Джек знал, что она подразумевает события прошлых лет, когда Дикая Карта изменила ее, после психологической травмы, и она стала вполне правдоподобной копией вагона метро.
Си-Си ворвалась на сцену и более не останавливалась. Казалось, она окутала аудиторию невидимой сетью силы. Лишь поначалу она робела, но потом лишь набирала силу с каждой секундой. Будто ее энергия уходила к сидящим и стоящим в зале людям, а потом возвращалась к ней, многократно усиленная. Волшебство настоящей эмпатии, подумал Джек. Она начала со своих старых хитов, а потом быстро перешла на новые, балладные песни. Двадцать минут ее выступления для Джека промелькнули, будто молния. И Си-Си закончила выступление песней, с которой начала свою первую репетицию в этом зале.
«Бэби, теперь не пасуй.
Теперь, когда тебя
Победа ждет…»
«Победа ждет», – зазвучал рефрен припева.
– Не забывай.
Си-Си склонила голову. Аплодисменты были термоядерными. Сойдя со сцены, она ушла за занавес и позволила себе рухнуть. Джек и Вонищенка подхватили ее.
– Что такое? – спросила Вонищенка. – Ой, Си-Си…
– Ничего, – ответила Си-Си и ухмыльнулась. Ее лицо прорезали морщины, от усталости. – Ничего, совершенно.

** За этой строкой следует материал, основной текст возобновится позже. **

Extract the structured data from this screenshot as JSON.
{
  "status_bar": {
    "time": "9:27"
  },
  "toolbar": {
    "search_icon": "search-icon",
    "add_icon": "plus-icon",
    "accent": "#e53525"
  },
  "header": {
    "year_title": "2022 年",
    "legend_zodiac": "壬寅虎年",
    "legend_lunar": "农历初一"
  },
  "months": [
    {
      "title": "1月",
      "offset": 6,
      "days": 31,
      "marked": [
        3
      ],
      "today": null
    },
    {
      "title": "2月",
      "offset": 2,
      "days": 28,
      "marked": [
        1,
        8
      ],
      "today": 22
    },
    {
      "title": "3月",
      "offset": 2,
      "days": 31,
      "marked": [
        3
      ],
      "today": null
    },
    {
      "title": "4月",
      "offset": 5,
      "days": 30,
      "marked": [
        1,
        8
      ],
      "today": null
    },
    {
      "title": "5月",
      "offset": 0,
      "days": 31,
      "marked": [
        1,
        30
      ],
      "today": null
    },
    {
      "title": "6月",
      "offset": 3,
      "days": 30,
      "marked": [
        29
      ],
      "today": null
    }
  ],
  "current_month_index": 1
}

– О’кей, – пробормотала Корделия, глядя, как над ней развернулся рекламный плакат джокертаунской больницы. Несмотря на сказанное Дядей Джеком, она задумалась, не стоит ли скрестить пальцы. Может, на ногах тоже.
– Подожди секунду, – сказала ведущий оператор. Наклонилась к Корделии. – Небольшая смена планов.
Черт, подумала Корделия.
– Что?
– Небольшой бунт среди музыкантов. Все еще в процессе.
– Побыстрее бы, – сказала Корделия, глядя на светодиодный индикатор часов на пульте. – Типа, в течение двадцати двух секунд.
– Но ведь я сейчас должен играть, – непонимающе сказал Бадди Холли.
– Суть уговора в том, – ответил Джек, – что Босс и «Герлз Уиз Ганз» решили, что отыграют сейчас, и дадут тебе закрывать концерт.
Вонищенка поглядела на обоих.
– Босс и эта девочка, Тами, решают вопрос армрестлингом. И, похоже, девочка побеждает.
– Но сейчас мой выход, – сказал Холли.
– Заткнись на хрен, – сказала Тами, лидер «Герлз Уиз Ганз», торжественно выходя вперед и потирая правое плечо. Слова эти она произнесла с чувством. – Я и он, – она показала на Босса, который печально улыбался, – считаем, что самому главному в музыке научились у тебя. Так что ты станешь кульминацией концерта. Так оно и есть, Бад.
Приподнявшись на цыпочки, она поцеловала его в губы. Холли ошеломленно глядел по сторонам.
Оператор лихорадочно размахивала руками.
Стеклянные глаза «СтедиКамов» неумолимо надвигались. «Герлз Уиз Ганз» поддали жару, порвав на части попсовую песенку Томми Бойса и Бобби Харта «Интересно, что она делает вечером», сотворив из нее брутальный панк, растоптав ее в джем и размазав по своим ухмыляющимся губам, устроив на сцене сущий ад. А закончили они песней «Прауд Флеш», жестким гимном романтике и нигилизму.
– Ну, – сказала Тами Боссу, уводя со сцены своих шатающихся сестричек, – превзойди это.
И Босс показал все, что мог.
О Боже, подумала Корделия, когда стихло эхо последних аккордов. Посмотрела, как Босс поднял гитару в одной руке, а другую поднял, сжав кулак. Пусть Бадди все сделает. Пожалуйста. Босс еще раз поклонился публике, а затем пошел со сцены вместе со своими музыкантами.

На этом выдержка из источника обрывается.